The book begins at the turn of the century when a sickly C. W. Post and his family travel to Battle Creek, Michigan, to find a cure at Dr. Kellogg’s sanitarium. C. W. manages to regain his health in Battle Creek, but he also discovers a source of wealth in the idea of a tasty, grain-based breakfast. His daughter, Marjorie, learns valuable life lessons from her father, and when he dies while she is still a young woman, she uses those lessons to further enrich herself but also to enrich the lives of others. Marjorie enjoys her money, creating monumental estates such as Mar-a-Lago in Palm Beach and Hillwood Home in D.C., but she also believes that with great wealth comes great responsibility.
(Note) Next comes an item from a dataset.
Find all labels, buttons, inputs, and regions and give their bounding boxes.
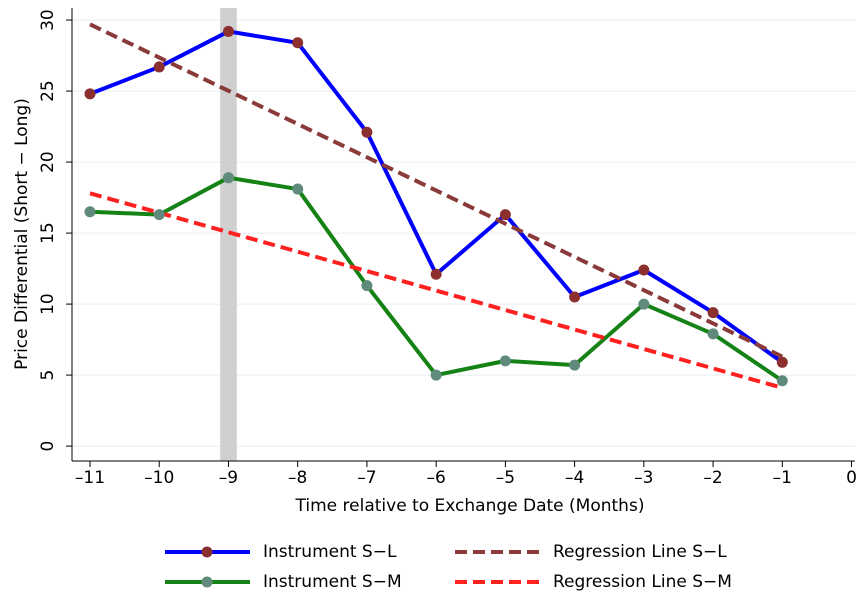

During the Great War, she founds a hospital for soldiers in France. In the Great Depression, she becomes known as “Lady Bountiful” for the canteens she establishes to give out free food and clothing. Finally, when she dies, she leaves most of her treasures to the public for their enjoyment.
Pataki manages to make every chapter in this long and complicated life fascinating. Marjorie’s love life is as enthralling as it is heartbreaking. Her four successive husbands are unequal to the task of truly loving a woman of such wealth and power. She never admits defeat, however, and ultimately embodies the ideal of a true American hero.